One thing you never do to a friend …

Friendship is one of life’s crowning joys, but describing what exactly “friendship” is can vary as widely as there are people.

For example, Jeremy Taylor offered this snippet about friendship:

    By friendship you mean the greatest love, the greatest usefulness, the most open communication, the noblest sufferings, the severest truth, the heartiest counsel, and the greatest union of minds of which brave men and women are capable.

A British publication once offered a prize for the best definition of a friend. Among the thousands of answers received were the following:

“One who multiplies joys, divides grief, and whose honesty is inviolable.”
“One who understands our silence.”
“A volume of sympathy bound in cloth.”
“A watch that beats true for all time and never runs down.”
The winning definition read: “A friend is the one who comes in when the whole world has gone out.”

Perhaps you would prefer C. Raymond Beran’s take on friendship as shared in Bits & Pieces:

    What is a friend? Friends are people with whom you dare to be yourself. Your soul can be naked with them. They ask you to put on nothing, only to be what you are. They do not want you to be better or worse. When you are with them, you feel as a prisoner feels who has been declared innocent. You do not have to be on your guard. You can say what you think, as long as it is genuinely you. Friends understand those contradictions in your nature that lead others to misjudge you. With them you breathe freely. You can avow your little vanities and envies and hates and vicious sparks, your meannesses and absurdities, and in opening them up to friends, they are lost, dissolved on the white ocean of their loyalty. They understand. You do not have to be careful. You can abuse them, neglect them, tolerate them. Best of all, you can keep still with them. It makes no matter. They like you. They are like fire that purges to the bone. They understand. You can weep with them, sing with them, laugh with them, pray with them. Through it all — and underneath — they see, know, and love you. A friend? What is a friend? Just one, I repeat, with whom you dare to be yourself.

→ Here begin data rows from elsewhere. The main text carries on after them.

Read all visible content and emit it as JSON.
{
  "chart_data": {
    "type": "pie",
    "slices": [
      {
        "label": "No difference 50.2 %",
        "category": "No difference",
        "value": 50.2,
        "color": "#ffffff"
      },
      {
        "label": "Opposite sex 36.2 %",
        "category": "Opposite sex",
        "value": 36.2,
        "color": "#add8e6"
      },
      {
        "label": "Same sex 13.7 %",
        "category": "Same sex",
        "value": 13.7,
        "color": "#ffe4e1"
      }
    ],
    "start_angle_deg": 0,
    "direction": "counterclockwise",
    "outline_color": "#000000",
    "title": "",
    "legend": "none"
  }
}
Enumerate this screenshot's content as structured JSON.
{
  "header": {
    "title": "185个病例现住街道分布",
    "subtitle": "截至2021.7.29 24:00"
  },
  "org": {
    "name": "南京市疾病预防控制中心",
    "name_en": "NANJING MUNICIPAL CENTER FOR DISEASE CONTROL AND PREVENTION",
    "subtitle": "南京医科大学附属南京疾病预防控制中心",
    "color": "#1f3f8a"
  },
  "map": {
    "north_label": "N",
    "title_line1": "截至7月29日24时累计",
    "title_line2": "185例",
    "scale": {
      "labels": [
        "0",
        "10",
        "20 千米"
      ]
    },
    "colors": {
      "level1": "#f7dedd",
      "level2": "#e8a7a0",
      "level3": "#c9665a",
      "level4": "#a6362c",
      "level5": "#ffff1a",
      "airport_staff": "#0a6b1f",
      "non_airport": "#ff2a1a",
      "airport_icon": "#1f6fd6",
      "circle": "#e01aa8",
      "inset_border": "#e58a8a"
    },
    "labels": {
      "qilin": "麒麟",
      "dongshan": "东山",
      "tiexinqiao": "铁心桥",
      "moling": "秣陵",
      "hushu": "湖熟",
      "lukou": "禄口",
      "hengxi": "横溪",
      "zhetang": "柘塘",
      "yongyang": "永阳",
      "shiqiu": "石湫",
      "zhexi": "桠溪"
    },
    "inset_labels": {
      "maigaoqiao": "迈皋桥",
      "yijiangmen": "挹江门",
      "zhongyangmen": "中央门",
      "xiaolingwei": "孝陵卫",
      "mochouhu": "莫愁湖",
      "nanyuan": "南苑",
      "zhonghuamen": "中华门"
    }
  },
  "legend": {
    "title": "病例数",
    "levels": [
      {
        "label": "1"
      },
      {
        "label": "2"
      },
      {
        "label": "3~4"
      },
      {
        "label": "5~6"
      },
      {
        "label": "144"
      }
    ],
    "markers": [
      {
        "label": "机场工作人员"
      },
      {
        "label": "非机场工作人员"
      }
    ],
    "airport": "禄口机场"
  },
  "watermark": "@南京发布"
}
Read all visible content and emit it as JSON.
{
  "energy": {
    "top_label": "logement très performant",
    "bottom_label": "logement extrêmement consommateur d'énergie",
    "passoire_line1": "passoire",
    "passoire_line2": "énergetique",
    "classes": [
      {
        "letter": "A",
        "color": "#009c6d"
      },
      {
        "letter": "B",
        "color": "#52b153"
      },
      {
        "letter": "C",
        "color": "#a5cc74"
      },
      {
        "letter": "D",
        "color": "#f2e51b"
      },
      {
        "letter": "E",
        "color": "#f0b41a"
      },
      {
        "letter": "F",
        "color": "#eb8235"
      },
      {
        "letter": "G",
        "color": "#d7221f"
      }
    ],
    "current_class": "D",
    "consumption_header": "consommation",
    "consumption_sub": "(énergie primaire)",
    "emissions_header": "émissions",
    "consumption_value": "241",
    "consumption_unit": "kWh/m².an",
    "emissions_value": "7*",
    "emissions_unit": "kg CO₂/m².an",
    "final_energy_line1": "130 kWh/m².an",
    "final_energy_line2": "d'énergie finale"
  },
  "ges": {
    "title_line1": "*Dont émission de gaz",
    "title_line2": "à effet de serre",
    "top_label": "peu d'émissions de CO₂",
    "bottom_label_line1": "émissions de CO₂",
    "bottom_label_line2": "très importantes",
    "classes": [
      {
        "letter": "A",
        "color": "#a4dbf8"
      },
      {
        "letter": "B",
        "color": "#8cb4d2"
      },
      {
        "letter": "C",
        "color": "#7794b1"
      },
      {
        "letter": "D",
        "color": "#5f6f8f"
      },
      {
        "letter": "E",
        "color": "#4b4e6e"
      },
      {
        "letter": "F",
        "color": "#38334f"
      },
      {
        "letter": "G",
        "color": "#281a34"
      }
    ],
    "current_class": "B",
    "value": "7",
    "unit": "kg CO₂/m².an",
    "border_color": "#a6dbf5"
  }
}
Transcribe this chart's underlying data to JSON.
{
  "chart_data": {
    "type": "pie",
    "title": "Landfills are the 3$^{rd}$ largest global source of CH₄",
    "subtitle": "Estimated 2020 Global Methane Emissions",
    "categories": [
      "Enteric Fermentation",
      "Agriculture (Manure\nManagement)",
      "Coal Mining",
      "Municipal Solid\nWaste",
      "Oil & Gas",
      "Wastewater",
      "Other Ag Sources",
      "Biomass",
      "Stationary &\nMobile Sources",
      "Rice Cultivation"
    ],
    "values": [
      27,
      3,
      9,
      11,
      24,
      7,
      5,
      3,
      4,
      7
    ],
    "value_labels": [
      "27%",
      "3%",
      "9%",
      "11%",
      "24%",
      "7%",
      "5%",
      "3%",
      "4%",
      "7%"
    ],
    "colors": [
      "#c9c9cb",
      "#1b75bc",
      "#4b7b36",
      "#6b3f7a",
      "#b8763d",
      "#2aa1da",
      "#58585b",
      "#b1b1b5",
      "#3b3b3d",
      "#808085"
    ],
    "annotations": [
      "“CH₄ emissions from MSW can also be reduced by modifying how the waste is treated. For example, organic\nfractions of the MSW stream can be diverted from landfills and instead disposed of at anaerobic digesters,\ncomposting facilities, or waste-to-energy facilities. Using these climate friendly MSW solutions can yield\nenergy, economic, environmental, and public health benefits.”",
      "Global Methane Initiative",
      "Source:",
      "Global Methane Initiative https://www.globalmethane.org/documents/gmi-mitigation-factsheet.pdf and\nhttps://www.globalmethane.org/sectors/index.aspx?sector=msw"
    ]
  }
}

If any of the above are a good description of what friendship is, then is it any wonder that scripture provides us with this blunt exhortation …

Never abandon a friend — either yours or your father’s. When disaster strikes, you won’t have to ask your brother for assistance. It’s better to go to a neighbor than to a brother who lives far away,” Proverbs 27:10.

If you’ve ever experienced the blessing of friendship, you might think it almost silly to even have to provide such an exhortation to anyone!

But it is needed.

Almost incredulously, people in our culture are routinely turning their backs on friends. The reasons vary, but most are foolish.

Are you a loyal friend? Or have you allowed foolishness or selfishness to lead you to abandon a friend?